Show HN: AI climbing coach – visualize how to climb any route based on your body
Technical approach & capabilities
- System builds a 3D avatar of the climber from the first second of video and runs an end‑to‑end biomechanics model from video frames.
- It infers camera parameters and, apparently, some monocular depth to reason about the wall, though accuracy on complex 3D cliffs is limited.
- Path planning up the wall and generation of movement/kinematics are integrated into the same pipeline.
- Works best on indoor bouldering with clear, spaced holds and good lighting; outdoor and natural walls are possible but less reliable.
- Hold identification and wall understanding are implicitly learned rather than explicitly modeled; exact mechanisms are not fully described.
Open source, costs, and maturity
- Author plans to open source code, training pipeline, and model, but notes heavy compute and data requirements for high‑quality results.
- Current system is an early research preview: works well on some examples, fails on many; demo clips are cherry‑picked.
- Licensing constraints around certain body models (e.g., SMPL‑family) were raised; commercial use may be restricted.
Use cases and perceived value
- Suggested uses: beginner coaching, visual beta suggestions, comparing your attempts to an “optimal” avatar, movement analysis, gym features (ghost climber overlays), and possible support for route setters.
- Some see parallels to golf swing or tape analysis in other sports.
Limitations & skepticism
- Many climbers doubt it can handle micro‑details: hold texture, polish, tiny orientation changes, dual textures, and subtle friction differences.
- Concerns that it ignores climber‑specific strength, flexibility, and injury constraints, so suggested beta may be physically unattainable.
- Questions about how it knows which holds are “on,” where the top is, and how it infers 3D positions of unused holds; these remain unclear.
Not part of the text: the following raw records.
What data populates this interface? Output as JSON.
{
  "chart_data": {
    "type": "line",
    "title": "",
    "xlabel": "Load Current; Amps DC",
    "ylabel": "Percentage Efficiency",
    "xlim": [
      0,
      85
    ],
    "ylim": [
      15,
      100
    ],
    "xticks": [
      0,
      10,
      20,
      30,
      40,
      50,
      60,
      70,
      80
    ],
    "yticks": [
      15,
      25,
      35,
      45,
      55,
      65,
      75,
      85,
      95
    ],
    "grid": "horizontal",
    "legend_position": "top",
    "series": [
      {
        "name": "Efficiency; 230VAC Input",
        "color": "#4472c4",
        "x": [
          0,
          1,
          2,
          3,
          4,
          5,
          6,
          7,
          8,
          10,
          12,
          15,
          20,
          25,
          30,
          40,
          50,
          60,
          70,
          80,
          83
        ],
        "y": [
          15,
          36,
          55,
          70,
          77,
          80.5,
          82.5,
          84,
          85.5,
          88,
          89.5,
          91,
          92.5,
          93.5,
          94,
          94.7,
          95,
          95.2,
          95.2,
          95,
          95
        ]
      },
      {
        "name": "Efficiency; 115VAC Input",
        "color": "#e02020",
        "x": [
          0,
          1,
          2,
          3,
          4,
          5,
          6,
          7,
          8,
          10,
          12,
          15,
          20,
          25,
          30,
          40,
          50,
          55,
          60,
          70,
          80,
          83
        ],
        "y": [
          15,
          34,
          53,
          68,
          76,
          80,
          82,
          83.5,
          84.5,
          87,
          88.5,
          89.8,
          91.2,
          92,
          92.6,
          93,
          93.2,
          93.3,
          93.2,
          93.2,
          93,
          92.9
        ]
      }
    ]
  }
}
- Some view route grading or safety‑critical advice as unreliable without texture/depth and worry about trusting AI in dangerous contexts.
Climbing culture reactions
- Strong split: some are excited and eager to try it; many say it removes a core joy of climbing—solving the puzzle themselves and sharing beta with partners.
- Others argue structured feedback and expert‑like beta can drastically speed learning, especially for newer climbers.
- Broader debate appears about AI’s role in creative tasks like route setting and whether algorithmic routes could or should replace human craft.